Il recente vertice di Parigi, conclusosi sostanzialmente con un prevedibile fallimento, doveva servire, fra le altre cose, per promuovere un progetto di difesa europea, trainato da Francia e Regno Unito, uniche potenze nucleari del continente.
La difesa dell’Ucraina, in attesa delle conclusioni cui giungeranno Stati Uniti e Russia, che indubbiamente rimangono oggi le due superpotenze del globo e che cercano di ricucire rapporti diplomatici, anche per giungere in qualche modo alla conclusione del conflitto, dovrebbe essere sostenuta dall’Unione Europea, senza la partecipazione della NATO, in quanto elemento considerato destabilizzante del quadro geopolitico attuale.
L’invio di un fantomatico esercito europeo in Ucraina, per tutelare i confini, vecchi o nuovi, di questo Paese extra UE, è un’azione che, al momento, rischia seriamente di esasperare la situazione sul piano militare e di interferire con le odierne trattative di pace.
Di là delle posizioni contrarie espresse da Italia e Germania al progetto sostenuto da Francia e Regno Unito, il problema rimane però l’inconsistenza delle forze armate europee.

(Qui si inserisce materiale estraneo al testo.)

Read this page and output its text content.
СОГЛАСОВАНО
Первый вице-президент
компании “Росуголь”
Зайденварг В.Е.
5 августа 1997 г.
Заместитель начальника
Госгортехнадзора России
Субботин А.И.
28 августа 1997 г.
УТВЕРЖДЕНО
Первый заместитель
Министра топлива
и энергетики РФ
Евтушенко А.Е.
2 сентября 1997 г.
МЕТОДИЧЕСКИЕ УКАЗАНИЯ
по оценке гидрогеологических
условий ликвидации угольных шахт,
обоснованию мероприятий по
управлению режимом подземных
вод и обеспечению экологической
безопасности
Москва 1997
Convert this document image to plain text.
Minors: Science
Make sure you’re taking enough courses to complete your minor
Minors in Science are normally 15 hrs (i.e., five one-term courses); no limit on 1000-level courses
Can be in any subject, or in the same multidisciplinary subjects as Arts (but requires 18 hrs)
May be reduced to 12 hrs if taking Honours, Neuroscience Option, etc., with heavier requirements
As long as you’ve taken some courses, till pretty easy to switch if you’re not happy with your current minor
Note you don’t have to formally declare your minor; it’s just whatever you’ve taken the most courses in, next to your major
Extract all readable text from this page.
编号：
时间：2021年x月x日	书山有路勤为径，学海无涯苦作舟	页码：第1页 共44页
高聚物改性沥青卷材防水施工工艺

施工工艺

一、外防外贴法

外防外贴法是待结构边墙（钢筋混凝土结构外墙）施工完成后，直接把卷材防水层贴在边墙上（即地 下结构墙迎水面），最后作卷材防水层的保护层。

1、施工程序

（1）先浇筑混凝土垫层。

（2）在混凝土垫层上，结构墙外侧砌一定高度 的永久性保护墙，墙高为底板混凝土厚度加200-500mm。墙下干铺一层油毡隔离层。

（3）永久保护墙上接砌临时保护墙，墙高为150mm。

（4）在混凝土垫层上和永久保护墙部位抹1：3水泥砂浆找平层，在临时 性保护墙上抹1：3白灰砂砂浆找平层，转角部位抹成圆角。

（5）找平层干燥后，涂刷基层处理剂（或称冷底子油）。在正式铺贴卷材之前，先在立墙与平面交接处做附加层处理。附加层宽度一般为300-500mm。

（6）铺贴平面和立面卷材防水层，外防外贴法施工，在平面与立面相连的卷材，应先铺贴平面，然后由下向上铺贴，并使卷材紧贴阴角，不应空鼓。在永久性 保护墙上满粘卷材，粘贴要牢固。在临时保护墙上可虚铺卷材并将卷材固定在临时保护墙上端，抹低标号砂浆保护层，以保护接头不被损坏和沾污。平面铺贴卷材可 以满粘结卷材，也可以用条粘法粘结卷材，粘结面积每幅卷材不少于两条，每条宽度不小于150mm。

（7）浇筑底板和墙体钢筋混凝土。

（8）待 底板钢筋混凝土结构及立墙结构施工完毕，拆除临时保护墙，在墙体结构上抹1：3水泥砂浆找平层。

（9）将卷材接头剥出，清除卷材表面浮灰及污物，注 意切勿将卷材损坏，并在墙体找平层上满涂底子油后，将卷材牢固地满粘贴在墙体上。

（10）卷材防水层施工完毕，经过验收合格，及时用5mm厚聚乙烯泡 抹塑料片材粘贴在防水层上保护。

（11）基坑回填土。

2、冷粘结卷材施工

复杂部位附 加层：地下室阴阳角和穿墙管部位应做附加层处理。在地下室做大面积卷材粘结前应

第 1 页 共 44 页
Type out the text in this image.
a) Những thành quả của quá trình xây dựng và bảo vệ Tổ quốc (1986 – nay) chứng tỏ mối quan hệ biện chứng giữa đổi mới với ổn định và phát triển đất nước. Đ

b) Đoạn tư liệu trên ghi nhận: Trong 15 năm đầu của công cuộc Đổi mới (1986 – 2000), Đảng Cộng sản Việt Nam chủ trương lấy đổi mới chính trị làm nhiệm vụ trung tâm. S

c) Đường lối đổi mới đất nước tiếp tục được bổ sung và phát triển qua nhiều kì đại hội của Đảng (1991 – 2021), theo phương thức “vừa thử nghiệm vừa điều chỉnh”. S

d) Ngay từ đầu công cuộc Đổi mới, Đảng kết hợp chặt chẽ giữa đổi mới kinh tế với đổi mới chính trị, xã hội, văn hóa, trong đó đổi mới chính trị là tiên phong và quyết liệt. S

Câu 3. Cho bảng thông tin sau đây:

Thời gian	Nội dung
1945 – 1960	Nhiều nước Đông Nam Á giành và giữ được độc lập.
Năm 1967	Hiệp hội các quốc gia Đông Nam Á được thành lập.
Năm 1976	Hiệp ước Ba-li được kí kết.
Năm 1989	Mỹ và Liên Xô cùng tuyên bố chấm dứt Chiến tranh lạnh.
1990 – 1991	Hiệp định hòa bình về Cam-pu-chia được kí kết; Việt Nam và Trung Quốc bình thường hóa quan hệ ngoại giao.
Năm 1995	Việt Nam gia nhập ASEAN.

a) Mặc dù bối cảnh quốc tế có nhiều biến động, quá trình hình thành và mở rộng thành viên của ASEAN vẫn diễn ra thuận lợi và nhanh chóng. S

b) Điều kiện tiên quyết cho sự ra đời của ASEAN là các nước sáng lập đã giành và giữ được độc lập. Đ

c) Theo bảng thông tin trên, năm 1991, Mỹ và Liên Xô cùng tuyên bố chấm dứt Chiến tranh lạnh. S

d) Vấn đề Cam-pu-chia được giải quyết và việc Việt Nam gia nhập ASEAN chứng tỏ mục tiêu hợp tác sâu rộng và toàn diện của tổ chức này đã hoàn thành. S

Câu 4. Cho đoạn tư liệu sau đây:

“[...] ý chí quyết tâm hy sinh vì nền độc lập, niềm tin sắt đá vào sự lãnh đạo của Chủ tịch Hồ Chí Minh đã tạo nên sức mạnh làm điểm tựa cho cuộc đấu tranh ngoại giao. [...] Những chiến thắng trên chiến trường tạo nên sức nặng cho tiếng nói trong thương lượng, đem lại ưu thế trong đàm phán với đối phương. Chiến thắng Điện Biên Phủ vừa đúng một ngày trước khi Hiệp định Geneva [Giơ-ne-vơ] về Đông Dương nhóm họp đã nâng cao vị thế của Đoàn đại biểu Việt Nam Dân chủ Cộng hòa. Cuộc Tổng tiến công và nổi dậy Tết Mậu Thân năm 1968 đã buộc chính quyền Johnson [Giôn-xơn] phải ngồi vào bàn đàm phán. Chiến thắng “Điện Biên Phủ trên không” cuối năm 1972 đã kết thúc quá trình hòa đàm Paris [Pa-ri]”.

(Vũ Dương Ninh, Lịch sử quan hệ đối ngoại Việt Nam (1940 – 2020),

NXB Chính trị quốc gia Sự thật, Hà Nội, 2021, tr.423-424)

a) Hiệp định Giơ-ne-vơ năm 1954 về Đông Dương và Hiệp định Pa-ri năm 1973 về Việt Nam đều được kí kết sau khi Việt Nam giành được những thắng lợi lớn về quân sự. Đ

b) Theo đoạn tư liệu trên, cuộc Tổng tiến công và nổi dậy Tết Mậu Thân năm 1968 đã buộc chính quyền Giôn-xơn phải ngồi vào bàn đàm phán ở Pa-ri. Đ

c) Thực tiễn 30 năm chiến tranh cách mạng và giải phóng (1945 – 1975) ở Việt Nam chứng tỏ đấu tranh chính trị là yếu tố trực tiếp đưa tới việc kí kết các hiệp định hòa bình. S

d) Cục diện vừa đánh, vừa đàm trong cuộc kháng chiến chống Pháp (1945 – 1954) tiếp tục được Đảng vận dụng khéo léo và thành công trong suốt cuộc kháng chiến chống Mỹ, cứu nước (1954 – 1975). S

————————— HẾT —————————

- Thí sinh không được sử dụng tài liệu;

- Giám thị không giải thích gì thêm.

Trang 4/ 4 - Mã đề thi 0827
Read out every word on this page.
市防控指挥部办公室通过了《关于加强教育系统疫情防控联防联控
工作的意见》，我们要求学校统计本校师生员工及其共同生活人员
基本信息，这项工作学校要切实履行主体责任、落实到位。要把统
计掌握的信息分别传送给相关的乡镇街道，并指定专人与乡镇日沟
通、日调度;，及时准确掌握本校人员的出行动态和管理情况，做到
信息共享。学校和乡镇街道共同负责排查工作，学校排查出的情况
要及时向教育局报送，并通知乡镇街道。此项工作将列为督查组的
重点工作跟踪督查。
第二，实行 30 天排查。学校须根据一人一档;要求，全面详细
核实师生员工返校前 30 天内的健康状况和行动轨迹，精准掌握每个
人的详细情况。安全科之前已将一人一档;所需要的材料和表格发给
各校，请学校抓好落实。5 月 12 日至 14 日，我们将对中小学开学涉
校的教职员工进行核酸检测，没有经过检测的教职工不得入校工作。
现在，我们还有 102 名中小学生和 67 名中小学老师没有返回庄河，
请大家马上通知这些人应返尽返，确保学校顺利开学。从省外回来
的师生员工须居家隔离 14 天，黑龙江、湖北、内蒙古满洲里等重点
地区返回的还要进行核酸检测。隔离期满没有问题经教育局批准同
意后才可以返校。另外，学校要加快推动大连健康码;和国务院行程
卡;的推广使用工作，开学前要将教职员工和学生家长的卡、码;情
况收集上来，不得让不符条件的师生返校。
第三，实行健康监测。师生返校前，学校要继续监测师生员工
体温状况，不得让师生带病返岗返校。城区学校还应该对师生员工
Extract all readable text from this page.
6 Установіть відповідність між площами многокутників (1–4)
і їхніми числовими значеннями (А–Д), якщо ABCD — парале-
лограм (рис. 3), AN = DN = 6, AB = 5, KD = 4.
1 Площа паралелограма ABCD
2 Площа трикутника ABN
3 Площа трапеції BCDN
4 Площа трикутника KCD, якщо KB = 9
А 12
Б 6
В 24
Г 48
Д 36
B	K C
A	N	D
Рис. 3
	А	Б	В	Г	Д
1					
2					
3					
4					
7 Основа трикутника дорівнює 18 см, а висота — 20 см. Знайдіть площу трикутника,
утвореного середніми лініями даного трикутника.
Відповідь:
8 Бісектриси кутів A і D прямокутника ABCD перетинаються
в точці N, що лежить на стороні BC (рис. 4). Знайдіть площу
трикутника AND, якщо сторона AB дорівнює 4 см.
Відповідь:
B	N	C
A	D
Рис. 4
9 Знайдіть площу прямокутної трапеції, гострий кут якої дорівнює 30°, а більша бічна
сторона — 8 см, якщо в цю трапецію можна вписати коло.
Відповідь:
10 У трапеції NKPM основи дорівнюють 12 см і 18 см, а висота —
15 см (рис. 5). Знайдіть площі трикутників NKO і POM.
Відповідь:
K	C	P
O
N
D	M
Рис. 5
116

Il proseguimento della politica filo-atlantista, in uno scenario geopolitico internazionale radicalmente diverso dal passato e in continuo mutamento dopo il 1989, oltre a essere motivo di forte risentimento in consistenti frange dell’opinione pubblica europea, ha vincolato ancor più i Paesi europei agli USA, in quel frangente l’unica potenza mondiale in grado di sostenere anche economicamente la difesa dell’Europa tramite la NATO.
Quegli anni coincisero, però, con un disimpegno degli Stati Uniti che si allontanarono sempre più dalle faccende europee: un atteggiamento che favorì la formazione dell’Unione Europea, finalmente integrata comunitariamente con il trattato sottoscritto a Maastricht.
Da quel momento riprese con vigore la competizione anche geopolitica tra gli alleati occidentali, segnato dall’intraprendenza della Germania riunificata, la quale riconobbe separatamente l’indipendenza di Slovenia e Croazia. Anche l’introduzione della moneta unica, sostenuta dalla Francia per limitare il potere economico della Germania, non fece che favorire ancor più le sorti di quest’ultima.
Il sospirato progetto di costituire anche una difesa comune, cui aspiravano già negli anni Cinquanta del secolo scorso alcuni Paesi europei per smarcarsi definitivamente dagli Stati Uniti ed esautorare la NATO, non vide, però, mai la luce.
L’Italia, in questa situazione, nonostante la politica d’integrazione economica con l’Europa, contrastò l’iniziativa e volle mantenere salda l’alleanza militare con gli storici alleati, che dal canto loro consideravano perlomeno ambiguo il progetto per gli aperti contrasti con la Francia che non accettava il riarmo della Germania.
Già nel 1952 si era cercato di creare una difesa comune europea con la CED (Comunità Europea di Difesa), ma sorsero subito delle difficoltà per assecondare le richieste dei possibili partecipanti.
Un piano di lavoro rielaborato per iniziativa della Francia fu sottoscritto da tutti i Paesi già membri della CECA (Comunità Europea del Carbone e dell’Acciaio), ma naufragò poiché fu proprio l’Assemblea nazionale francese il 30 agosto 1954, per ironia della sorta, a non ratificare l’accordo per il voto contrario espresso dalla sinistra socialdemocratica e dalla destra gollista.
Anche in Italia non si arrivò mai alla ratifica in parlamento della CED, nonostante una maggioranza favorevole, poiché tutta l’attenzione dell’ultimo governo De Gasperi fu rivolta alla battaglia per la nuova legge elettorale con premio di maggioranza (la cosiddetta “legge truffa”).
Ma anche la questione irrisolta di Trieste, legata alla politica europeistica, giocò la sua parte in quanto creava ancora forti dissapori in patria nei confronti degli alleati.
La mancata fiducia al monocolore DC il 28 luglio 1953 e l’uscita di scena definitiva di De Gasperi sancì anche l’affossamento del progetto CED.